20494.fb2
Роландсен уже поднялся, когда кистер вошёл в комнату. Он показал ему свою остриженную голову и надвинул шапку на самые уши, чтобы он увидал, насколько она стала ему велика. Вдруг он взглянул на часы и сказал, что ему пора идти в контору.
Роландсен пошёл в мелочную лавку. Он велел показать себе булавки и брошки, притом самые дорогие. Он выбрал поддельную камею и просил немного повременить с уплатой. Но в лавке на это не согласились, он и без того уже сильно задолжал. Тогда он выбрал дешёвенькую стеклянную булавку, похожую на агатовую, и заплатил за неё мелкой монетой. И, забрав своё сокровище, Роландсен ушёл.
Это было вчера вечером...
Теперь Роландсен сидит в своей комнате и не может работать. Он надевает шляпу и идёт взглянуть, кто качает ветку в лесу? И попадает прямо в львиную пасть: оказывается, что это йомфру ван Лоос, которая этим хотела вызвать его. Если бы он вовремя обуздал своё любопытство!
— Здравствуй, — говорит она. — Что это ты сотворил с волосами?
— Я постоянно стригусь весной, — отвечал он,
— В прошлом году я стригла тебя. Нынешний год я, очевидно, не достаточно для этого хороша.

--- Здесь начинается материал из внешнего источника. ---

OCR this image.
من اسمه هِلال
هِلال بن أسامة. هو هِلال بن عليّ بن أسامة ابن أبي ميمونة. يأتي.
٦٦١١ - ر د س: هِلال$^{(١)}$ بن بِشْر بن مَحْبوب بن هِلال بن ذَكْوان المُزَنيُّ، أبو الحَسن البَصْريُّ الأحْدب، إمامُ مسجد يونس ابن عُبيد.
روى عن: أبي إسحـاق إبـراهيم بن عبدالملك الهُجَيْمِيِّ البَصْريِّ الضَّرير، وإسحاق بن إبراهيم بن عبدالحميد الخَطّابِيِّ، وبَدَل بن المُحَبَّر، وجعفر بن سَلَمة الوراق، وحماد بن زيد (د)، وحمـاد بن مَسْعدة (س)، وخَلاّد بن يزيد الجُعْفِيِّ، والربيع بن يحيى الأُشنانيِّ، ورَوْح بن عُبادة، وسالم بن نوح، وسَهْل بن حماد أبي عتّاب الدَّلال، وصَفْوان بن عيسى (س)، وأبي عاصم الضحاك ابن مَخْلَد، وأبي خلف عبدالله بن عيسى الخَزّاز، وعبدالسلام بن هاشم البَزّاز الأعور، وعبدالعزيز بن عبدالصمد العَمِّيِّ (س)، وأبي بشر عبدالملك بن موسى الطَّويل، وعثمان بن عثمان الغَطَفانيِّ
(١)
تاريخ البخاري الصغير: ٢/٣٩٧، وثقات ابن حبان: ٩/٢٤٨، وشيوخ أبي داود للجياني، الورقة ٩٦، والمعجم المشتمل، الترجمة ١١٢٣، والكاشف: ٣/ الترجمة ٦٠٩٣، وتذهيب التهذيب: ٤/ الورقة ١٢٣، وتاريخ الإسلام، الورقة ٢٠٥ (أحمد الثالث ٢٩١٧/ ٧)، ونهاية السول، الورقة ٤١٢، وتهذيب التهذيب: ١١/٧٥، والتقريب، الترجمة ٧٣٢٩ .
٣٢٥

— Я не хочу с тобой ссориться, — сказал он.
— Нет?
— Нет. А ты не должна стоять здесь и перебудораживать весь лес, так что тебя видит весь свет.
— А тебе совершенно не зачем торчать здесь и заниматься шутками, — сказала она.
— Ты, напротив, должна махать мне с дороги оливковой ветвью мира, — продолжал Роландсен.
— Что ты сам остригся?
— Меня остригла Ольга.
Его остригла та, которая со временем сделается женой Фридриха Макка. Да, и он этого вовсе не намеревался скрывать, наоборот, он были готов трезвонить об этом повсюду.
— Ольга, говоришь ты?
— А что же? Ведь не отцу же её было стричь меня?
— Послушай, ты заходишь слишком далеко, так что в один прекрасный день между нами произойдёт разрыв, — говорит йомфру ван Лоос.
Он постоял немного, размышляя об этом.
— Может быть, это будет самое лучшее, — отвечал он.
Она воскликнула:
— Как? Что ты говоришь?
— Что я говорю? Говорю я то, что ты весной совсем вне себя. Взгляни на меня. Ну, разве я обнаруживаю весной хоть малейшее беспокойство?
— Ты ведь мужчина, — сказала она только. — Но я не хочу заводить с Ольгой эту канитель.
— А что пастор, в самом деле, богат, — спросил он.
Йомфру ван Лоос провела рукою по глазам и опять сделалась деловитой и решительной.
— Богат? Я думаю, что он очень беден.
В Роландсене потухла надежда.
— Ты бы посмотрел его платье, — продолжала она, — да и платье фру. У неё некоторые рубашки... Но он образцовый пастор. Ты его слышал?
— Нет.
— Он самый лучший проповедник, какого мне доводилось слышать, — говорит с бергенским акцентом йомфру ван Лоос.
— И ты уверена, что он не богат?
— Во всяком случае, он был в лавке и получил там кредит.
Весь свет на мгновенье померк в глазах Роландсена, и он собрался уходить.
— Ты уходишь? — спросила она.
— А что тебе собственно от меня нужно?
Так! Новый пастор наполовину было направил её на путь истинный, и она уже прониклась порядочной дозой кротости, но теперь её прежний характер снова одерживал верх.
— Я скажу тебе одно, — проговорила она. — Ты заходишь слишком далеко.
— Хорошо, — сказал Роландсен.
— Ты наносишь мне кровную обиду.
— Ну, и пусть!
— Я не могу больше этого переносить. Я порву с тобой.
Роландсен опять задумался. Он сказал:
— Я когда-то думал, что это будет навсегда. С другой стороны, ведь я тоже не Бог и ничего не могу с этим поделать. Делай, как знаешь.
— Пусть так и будет, — произнесла она запальчиво.
— В первый вечер в лесу ты была не такая равнодушная. Я тебя целовал, а ты мило взвизгивала. Больше я ничего от тебя не слыхал тогда.
— Я вовсе не визжала, — спорила она.
— А я тебя любил больше жизни и думал, что ты будешь моей миленькой собственностью. Да. Так-то!
— Пожалуйста, обо мне не беспокойся, — сказала она с горечью. — Но что будет теперь с тобой?